The WSJ 's medical health blog talks about general surgeon being the primary care docs for surgery and echoes the thoughts of several bloggers ( see here ) for one who inform us that the ranks of the general surgeon is decreasing much as the primary care docs are seeing refuge elsewhere and for much the same reasons.
Back in day when I was an internist in training we thought about the general surgeon as the other group of "real docs",we internists were the really real docs, all jokes about surgeons notwithstanding.OK, we should have included peds but I think we meant that when someone was "really sick" you would need an internist or a surgeon or both. They would take care of the horrible surgical abdomen patients regardless of what the cause.Perforated bowel, leaking aneurysm,gall bladder, ruptured appendix-all were within their area of expertise. In the strange now forgotten "system" under which we trained the first year medical resident was called to evaluate patients in the area of the hospital that was sort of an ER and sort of a triage out patient area. From time to time there would be a dispute as to whether the patients was "surgical" or "medical". In some of that encounters I would find myself completely out manned facing off with a senior surgery resident who had by that time endured some 4 or 5 years of post MD degree rigorous surgical training. I still admire the skill , confidence and medical expertise of those folks and what they went through to obtain that experience and expertise as I did in practice when I called a general surgeon at 2:00 am .

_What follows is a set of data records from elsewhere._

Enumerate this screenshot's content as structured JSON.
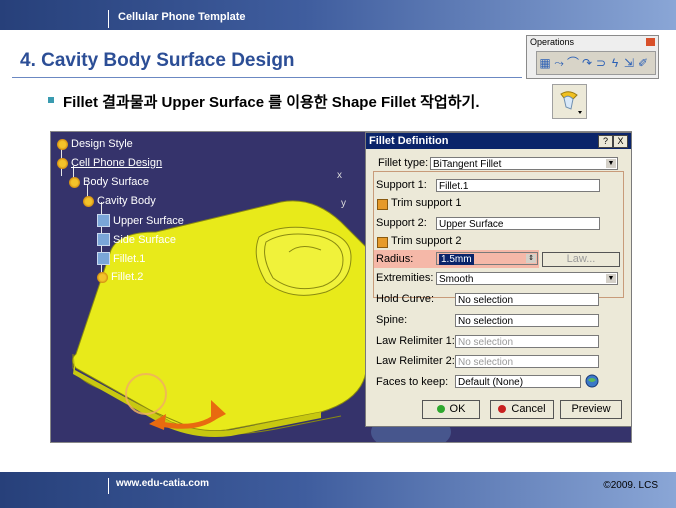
{
  "header": {
    "template_title": "Cellular Phone Template"
  },
  "slide": {
    "heading": "4. Cavity Body Surface Design",
    "bullet": "Fillet 결과물과 Upper Surface 를 이용한 Shape Fillet 작업하기."
  },
  "operations_toolbar": {
    "title": "Operations",
    "icons": [
      "join-icon",
      "fillet-icon",
      "blend-icon",
      "trim-icon",
      "extract-icon",
      "split-icon",
      "transform-icon",
      "extrapolate-icon"
    ]
  },
  "spec_tree": {
    "items": [
      {
        "label": "Design Style",
        "icon": "gear-icon"
      },
      {
        "label": "Cell Phone Design",
        "icon": "gear-icon"
      },
      {
        "label": "Body Surface",
        "icon": "gear-icon"
      },
      {
        "label": "Cavity Body",
        "icon": "gear-icon"
      },
      {
        "label": "Upper Surface",
        "icon": "surface-icon"
      },
      {
        "label": "Side Surface",
        "icon": "surface-icon"
      },
      {
        "label": "Fillet.1",
        "icon": "surface-icon"
      },
      {
        "label": "Fillet.2",
        "icon": "fillet-icon"
      }
    ]
  },
  "axes": {
    "x": "x",
    "y": "y"
  },
  "dialog": {
    "title": "Fillet Definition",
    "help_button": "?",
    "close_button": "X",
    "fillet_type_label": "Fillet type:",
    "fillet_type_value": "BiTangent Fillet",
    "support1_label": "Support 1:",
    "support1_value": "Fillet.1",
    "trim_support1": "Trim support 1",
    "support2_label": "Support 2:",
    "support2_value": "Upper Surface",
    "trim_support2": "Trim support 2",
    "radius_label": "Radius:",
    "radius_value": "1.5mm",
    "law_button": "Law...",
    "extremities_label": "Extremities:",
    "extremities_value": "Smooth",
    "hold_curve_label": "Hold Curve:",
    "hold_curve_value": "No selection",
    "spine_label": "Spine:",
    "spine_value": "No selection",
    "law_relimiter1_label": "Law Relimiter 1:",
    "law_relimiter1_value": "No selection",
    "law_relimiter2_label": "Law Relimiter 2:",
    "law_relimiter2_value": "No selection",
    "faces_to_keep_label": "Faces to keep:",
    "faces_to_keep_value": "Default (None)",
    "ok_button": "OK",
    "cancel_button": "Cancel",
    "preview_button": "Preview"
  },
  "footer": {
    "url": "www.edu-catia.com",
    "copyright": "©2009. LCS"
  },
  "colors": {
    "accent": "#2c4e96",
    "viewport_bg": "#35336b",
    "part": "#e8ea1a",
    "radius_highlight": "#f5b8a8",
    "ok_dot": "#2ea82e",
    "cancel_dot": "#c82020"
  }
}
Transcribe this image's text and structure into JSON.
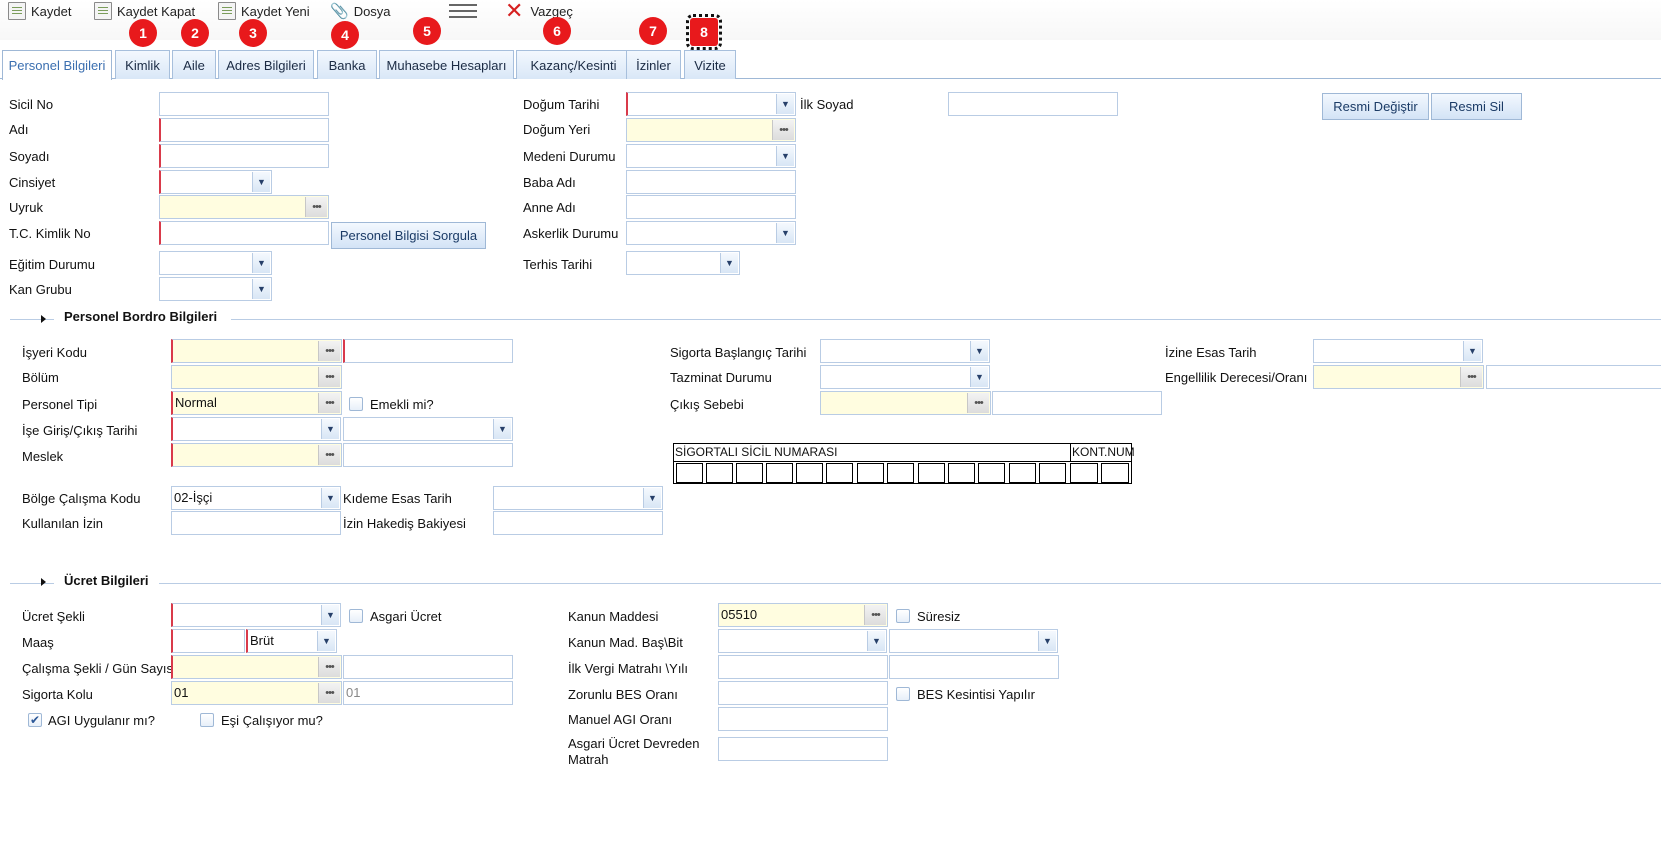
{
  "toolbar": {
    "save": "Kaydet",
    "save_close": "Kaydet Kapat",
    "save_new": "Kaydet Yeni",
    "file": "Dosya",
    "cancel": "Vazgeç"
  },
  "badges": [
    "1",
    "2",
    "3",
    "4",
    "5",
    "6",
    "7",
    "8"
  ],
  "tabs": [
    "Personel Bilgileri",
    "Kimlik",
    "Aile",
    "Adres Bilgileri",
    "Banka",
    "Muhasebe Hesapları",
    "Kazanç/Kesinti",
    "İzinler",
    "Vizite"
  ],
  "personal": {
    "sicil_no": "Sicil No",
    "adi": "Adı",
    "soyadi": "Soyadı",
    "cinsiyet": "Cinsiyet",
    "uyruk": "Uyruk",
    "tc": "T.C. Kimlik No",
    "egitim": "Eğitim Durumu",
    "kan": "Kan Grubu",
    "sorgula": "Personel Bilgisi Sorgula",
    "dogum_tarihi": "Doğum Tarihi",
    "dogum_yeri": "Doğum Yeri",
    "medeni": "Medeni Durumu",
    "baba": "Baba Adı",
    "anne": "Anne Adı",
    "askerlik": "Askerlik Durumu",
    "terhis": "Terhis Tarihi",
    "ilk_soyad": "İlk Soyad",
    "resmi_degistir": "Resmi Değiştir",
    "resmi_sil": "Resmi Sil"
  },
  "bordro": {
    "title": "Personel Bordro Bilgileri",
    "isyeri": "İşyeri Kodu",
    "bolum": "Bölüm",
    "tip": "Personel Tipi",
    "tip_value": "Normal",
    "emekli": "Emekli mi?",
    "giris": "İşe Giriş/Çıkış Tarihi",
    "meslek": "Meslek",
    "bolge": "Bölge Çalışma Kodu",
    "bolge_value": "02-İşçi",
    "kideme": "Kıdeme Esas Tarih",
    "kullanilan": "Kullanılan İzin",
    "hakedis": "İzin Hakediş Bakiyesi",
    "sig_baslangic": "Sigorta Başlangıç Tarihi",
    "tazminat": "Tazminat Durumu",
    "cikis_sebebi": "Çıkış Sebebi",
    "izine_esas": "İzine Esas Tarih",
    "engellilik": "Engellilik Derecesi/Oranı",
    "sigortali_header": "SİGORTALI SİCİL NUMARASI",
    "kont_header": "KONT.NUM"
  },
  "ucret": {
    "title": "Ücret Bilgileri",
    "sekli": "Ücret Şekli",
    "asgari": "Asgari Ücret",
    "maas": "Maaş",
    "brut": "Brüt",
    "calisma": "Çalışma Şekli / Gün Sayısı",
    "kolu": "Sigorta Kolu",
    "kolu_value": "01",
    "kolu_value2": "01",
    "agi": "AGI Uygulanır mı?",
    "esi": "Eşi Çalışıyor mu?",
    "kanun": "Kanun Maddesi",
    "kanun_value": "05510",
    "suresiz": "Süresiz",
    "kanun_bas": "Kanun Mad. Baş\\Bit",
    "ilk_vergi": "İlk Vergi Matrahı \\Yılı",
    "bes_orani": "Zorunlu BES Oranı",
    "bes_kesinti": "BES Kesintisi Yapılır",
    "manuel_agi": "Manuel AGI Oranı",
    "asgari_devreden1": "Asgari Ücret Devreden",
    "asgari_devreden2": "Matrah"
  },
  "colors": {
    "badge": "#e8191c",
    "required": "#d93a4a",
    "lookup_bg": "#fffde0",
    "tab_active_text": "#3b6fb0"
  }
}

Fewer freshly minted internists go on to do primary care as more and more become sub-specialists or hospitalists and fewer rookie surgeons go on to do general surgery as more and more do sub-specialty fellowships. Money,control of one's practice and "life style" concerns appear to be the major culprit drivers in this shift as third party payers continue to squeeze the purses and tighten the controls and drain the joy out of being a physician.
I think back attending sick patients and calling in a general surgeon to help sort it out (and sometimes fix it and often follow the patient with me though an often complicated and challenging course in the hospital) and wonder who will be available to play those roles should I be on the other end of the stethoscope and knife. Emmylou Harris's song comes to mind.